I found an old black widow slingshot in working order apart from one of the black plastic sleeves on to which you attach the elastic has come off the metal frame.

There is an obvious groove in the metal for housing a washer or clip of some sort. Can you please tell me where I can get one or how I can fix it. I would really appreciate any help!

Thanks Charlie.


----------



## KawKan

CB,

If it were my slingshot, I would remove the remaining sleeve, and - if necessary - replace the sleeves on both forks with a section of tube.


----------



## Ukprelude

I'm the same, when we were younger we used to take them off altogether

Sent from my SM-G935F using Tapatalk


----------



## treefork

Welcome to the forum Charlie .


----------



## Berkshire bred

As has already been said replace it with tube or you can buy tube band sets pre tied from Barnett and they come with a new set of the little black tips though I would not recommend using the bands they have a very high draw weight little stretch and dissapointing power.


----------



## Ukprelude

Berkshire bred said:


> As has already been said replace it with tube or you can buy tube band sets pre tied from Barnett and they come with a new set of the little black tips though I would not recommend using the bands they have a very high draw weight little stretch and dissapointing power.

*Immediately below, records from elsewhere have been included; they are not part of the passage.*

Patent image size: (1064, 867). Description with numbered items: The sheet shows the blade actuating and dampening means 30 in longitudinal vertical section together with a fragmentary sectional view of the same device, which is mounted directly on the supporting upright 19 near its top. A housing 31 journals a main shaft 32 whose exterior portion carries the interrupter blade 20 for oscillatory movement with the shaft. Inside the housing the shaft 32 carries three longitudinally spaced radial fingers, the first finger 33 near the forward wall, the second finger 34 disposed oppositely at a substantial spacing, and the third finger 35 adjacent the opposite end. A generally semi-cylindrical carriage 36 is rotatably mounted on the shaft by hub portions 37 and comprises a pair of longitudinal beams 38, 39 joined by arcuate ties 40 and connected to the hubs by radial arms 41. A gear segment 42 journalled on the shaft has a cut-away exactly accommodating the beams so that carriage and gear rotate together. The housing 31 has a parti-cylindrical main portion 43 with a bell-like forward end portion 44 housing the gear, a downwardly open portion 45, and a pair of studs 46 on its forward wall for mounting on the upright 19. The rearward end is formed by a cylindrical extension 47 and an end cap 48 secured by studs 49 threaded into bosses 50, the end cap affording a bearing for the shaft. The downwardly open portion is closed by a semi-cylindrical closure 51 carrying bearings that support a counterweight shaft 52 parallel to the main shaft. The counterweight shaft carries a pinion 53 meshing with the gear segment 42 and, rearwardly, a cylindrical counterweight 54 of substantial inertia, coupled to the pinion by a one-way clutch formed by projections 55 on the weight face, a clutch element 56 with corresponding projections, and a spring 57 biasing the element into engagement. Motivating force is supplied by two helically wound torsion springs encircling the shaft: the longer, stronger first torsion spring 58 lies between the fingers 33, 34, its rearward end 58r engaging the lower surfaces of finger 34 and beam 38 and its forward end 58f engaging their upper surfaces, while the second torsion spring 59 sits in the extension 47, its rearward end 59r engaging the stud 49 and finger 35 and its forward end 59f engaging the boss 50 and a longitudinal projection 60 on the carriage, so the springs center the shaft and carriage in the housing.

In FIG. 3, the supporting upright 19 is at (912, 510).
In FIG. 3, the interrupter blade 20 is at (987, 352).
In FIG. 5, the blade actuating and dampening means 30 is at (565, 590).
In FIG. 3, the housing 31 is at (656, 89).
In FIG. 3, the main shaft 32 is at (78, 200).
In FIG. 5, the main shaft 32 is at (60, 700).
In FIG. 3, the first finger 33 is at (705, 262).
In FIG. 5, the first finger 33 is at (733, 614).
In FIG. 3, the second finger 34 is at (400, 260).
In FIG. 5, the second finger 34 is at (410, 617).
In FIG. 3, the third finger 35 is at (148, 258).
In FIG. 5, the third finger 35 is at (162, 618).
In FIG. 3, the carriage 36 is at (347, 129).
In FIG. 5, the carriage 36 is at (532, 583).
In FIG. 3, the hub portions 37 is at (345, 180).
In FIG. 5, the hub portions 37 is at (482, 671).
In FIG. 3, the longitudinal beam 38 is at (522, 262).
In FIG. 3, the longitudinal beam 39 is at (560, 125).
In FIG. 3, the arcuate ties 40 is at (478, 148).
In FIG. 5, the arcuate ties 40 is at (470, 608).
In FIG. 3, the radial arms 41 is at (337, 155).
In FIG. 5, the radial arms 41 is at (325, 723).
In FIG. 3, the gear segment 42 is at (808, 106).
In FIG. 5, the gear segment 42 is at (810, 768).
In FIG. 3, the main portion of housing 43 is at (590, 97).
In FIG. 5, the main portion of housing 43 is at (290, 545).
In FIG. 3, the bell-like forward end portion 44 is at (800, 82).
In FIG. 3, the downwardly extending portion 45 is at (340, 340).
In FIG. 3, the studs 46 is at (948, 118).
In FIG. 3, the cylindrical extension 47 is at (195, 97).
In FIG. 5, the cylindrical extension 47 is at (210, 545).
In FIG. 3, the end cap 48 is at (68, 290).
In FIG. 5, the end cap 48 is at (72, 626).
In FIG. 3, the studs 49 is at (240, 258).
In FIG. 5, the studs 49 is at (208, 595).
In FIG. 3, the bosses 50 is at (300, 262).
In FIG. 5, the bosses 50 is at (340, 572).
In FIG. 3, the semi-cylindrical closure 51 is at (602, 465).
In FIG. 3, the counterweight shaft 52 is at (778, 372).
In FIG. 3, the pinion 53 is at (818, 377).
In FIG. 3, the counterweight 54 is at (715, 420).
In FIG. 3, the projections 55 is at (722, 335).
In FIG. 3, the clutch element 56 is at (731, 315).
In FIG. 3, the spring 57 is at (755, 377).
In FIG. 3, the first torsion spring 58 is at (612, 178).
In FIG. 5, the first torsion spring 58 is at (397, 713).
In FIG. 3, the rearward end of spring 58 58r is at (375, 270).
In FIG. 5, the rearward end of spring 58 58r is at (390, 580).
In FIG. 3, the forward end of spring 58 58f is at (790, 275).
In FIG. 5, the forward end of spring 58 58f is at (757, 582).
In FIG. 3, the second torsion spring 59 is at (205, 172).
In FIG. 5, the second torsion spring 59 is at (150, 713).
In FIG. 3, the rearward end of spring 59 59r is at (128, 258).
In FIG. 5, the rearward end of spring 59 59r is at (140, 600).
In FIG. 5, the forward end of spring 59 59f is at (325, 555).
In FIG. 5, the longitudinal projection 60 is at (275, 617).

And their pouches are rock chuckers! Not much good for anything else

Sent from my SM-G935F using Tapatalk


----------



## Flatband

Welcome Charlie. Remove the other sleeve, smooth out any nicks and either put a set of tubes on it or better yet, install a set of flats on it. You don't need those sleeves.Have fun!


----------



## Alfred E.M.

*You can use vacuum caps from an auto parts store. *


----------



## CharlieBucket

Thank you all so much for your replies and for your warm welcome, Treefork.

I seldom use forums, but when I do, I am always blown away by the speed of response, the detail and the number of responses. No exception here. Thank you so much.

Flatband, when you say install flats, what do you mean please?

Happy New Year to you all.

Charlie


----------



## SimpleShot




----------



## Flatband

Charlie, I do think Nathan at Simple-Shot supplied the perfect "how to" video for you. Go get em Bud!


----------



## CharlieBucket

Simpleshot and Flatband - thank you both very much.

Charlie


----------